The inquiry—set up after a spate of supermarkets moved to ban their sale to under-16s—is to delve further into concerns over negative health effects associated with consumption.
“We know that young people in the UK are the biggest consumers of energy drinks in Europe for their age. We need to understand how the caffeine and sugar in energy drinks might cause negative health outcomes. Meanwhile, some retailers have chosen to ban their sale, and some have not,” said Norman Lamb MP, Chair of the Science and Technology Committee
“Should it be for retailers to decide which products can be sold on health grounds? Our inquiry will consider the evidence and set out what needs to be done by the Government, the industry and others.”
Along with retail action, regulatory opinion is also shifting after a report by the European Food Safety Authority (EFSA) found that 68% of those aged 10-18, and 18% of those aged 3-10, were consumers of energy drinks.
A Durham University study has highlighted that for children, EFSA’s guideline limit is exceeded by a single can of some energy drinks.
Not just caffeine
The health effects also extend to the drinks’ sugar content. The World Health Organisation (WHO) highlights that an average can of energy drink contains around 10 teaspoons of sugar — almost the daily maximum limit recommended for children.

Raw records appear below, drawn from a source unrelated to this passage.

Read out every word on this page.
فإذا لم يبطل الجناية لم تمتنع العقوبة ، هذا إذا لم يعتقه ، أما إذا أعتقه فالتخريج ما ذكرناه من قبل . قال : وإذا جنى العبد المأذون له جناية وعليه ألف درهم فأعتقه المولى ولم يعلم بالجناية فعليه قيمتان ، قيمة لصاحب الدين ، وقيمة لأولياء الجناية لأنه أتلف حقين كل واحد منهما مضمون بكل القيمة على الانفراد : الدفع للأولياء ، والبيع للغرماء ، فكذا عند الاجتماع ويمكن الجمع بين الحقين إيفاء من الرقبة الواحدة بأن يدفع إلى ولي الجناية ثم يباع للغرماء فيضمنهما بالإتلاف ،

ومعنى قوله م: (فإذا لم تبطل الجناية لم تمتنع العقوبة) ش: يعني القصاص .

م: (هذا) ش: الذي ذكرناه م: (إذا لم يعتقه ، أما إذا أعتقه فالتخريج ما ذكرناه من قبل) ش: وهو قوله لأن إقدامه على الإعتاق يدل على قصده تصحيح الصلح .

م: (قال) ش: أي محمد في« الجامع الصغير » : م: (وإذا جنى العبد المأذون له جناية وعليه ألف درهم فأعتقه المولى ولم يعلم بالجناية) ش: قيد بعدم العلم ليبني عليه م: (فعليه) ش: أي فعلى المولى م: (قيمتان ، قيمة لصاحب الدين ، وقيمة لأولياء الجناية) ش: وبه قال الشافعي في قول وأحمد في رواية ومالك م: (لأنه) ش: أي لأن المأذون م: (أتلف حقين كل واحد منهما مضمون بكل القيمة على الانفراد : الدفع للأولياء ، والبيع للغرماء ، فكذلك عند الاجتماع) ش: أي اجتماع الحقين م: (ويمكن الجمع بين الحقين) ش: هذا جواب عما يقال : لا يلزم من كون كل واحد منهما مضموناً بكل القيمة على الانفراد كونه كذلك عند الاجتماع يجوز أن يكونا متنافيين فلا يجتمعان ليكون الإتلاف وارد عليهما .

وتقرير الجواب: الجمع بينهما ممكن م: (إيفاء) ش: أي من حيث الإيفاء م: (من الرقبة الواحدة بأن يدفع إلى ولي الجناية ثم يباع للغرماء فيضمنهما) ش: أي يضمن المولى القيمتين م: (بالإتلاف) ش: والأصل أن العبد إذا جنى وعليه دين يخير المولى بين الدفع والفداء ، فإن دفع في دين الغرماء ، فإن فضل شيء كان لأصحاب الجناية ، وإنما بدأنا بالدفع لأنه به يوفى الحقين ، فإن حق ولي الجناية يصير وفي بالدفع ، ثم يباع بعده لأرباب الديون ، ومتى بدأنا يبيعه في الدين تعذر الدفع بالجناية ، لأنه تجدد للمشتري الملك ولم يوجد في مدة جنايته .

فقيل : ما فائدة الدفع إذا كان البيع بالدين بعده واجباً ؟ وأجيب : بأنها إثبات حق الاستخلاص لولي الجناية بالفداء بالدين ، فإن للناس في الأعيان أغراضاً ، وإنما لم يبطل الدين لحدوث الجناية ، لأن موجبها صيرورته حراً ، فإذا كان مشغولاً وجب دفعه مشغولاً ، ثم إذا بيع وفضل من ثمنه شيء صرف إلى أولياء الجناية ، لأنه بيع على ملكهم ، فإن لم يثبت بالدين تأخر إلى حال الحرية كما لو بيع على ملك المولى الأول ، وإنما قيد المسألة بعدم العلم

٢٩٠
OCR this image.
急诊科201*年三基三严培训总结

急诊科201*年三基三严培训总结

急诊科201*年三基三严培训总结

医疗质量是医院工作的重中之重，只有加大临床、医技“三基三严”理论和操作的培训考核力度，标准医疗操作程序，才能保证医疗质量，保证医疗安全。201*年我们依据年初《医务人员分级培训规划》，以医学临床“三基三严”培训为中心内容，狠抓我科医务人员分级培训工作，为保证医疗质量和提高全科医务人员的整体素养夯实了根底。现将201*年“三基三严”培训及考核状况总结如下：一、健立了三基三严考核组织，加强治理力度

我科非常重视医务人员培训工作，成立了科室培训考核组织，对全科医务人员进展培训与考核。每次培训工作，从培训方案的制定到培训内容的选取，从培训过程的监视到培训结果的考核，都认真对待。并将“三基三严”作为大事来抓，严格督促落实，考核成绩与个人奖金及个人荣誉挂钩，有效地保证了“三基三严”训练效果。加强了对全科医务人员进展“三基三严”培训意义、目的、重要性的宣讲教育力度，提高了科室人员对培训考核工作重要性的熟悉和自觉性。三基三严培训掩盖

Currently, the Committee is accepting written submissions addressing this issue, particularly those that demonstrate the potential physical and mental health effects of energy drinks on children and young adults.
The Committee are also interested in submissions that detail how marketing affects consumption, including for example links to ‘gaming.’
Other points of discussion include what controls, regulation or awareness-raising are in place for energy drinks.
Written evidence should be submitted through the Committee’s inquiry page by Friday 6 April.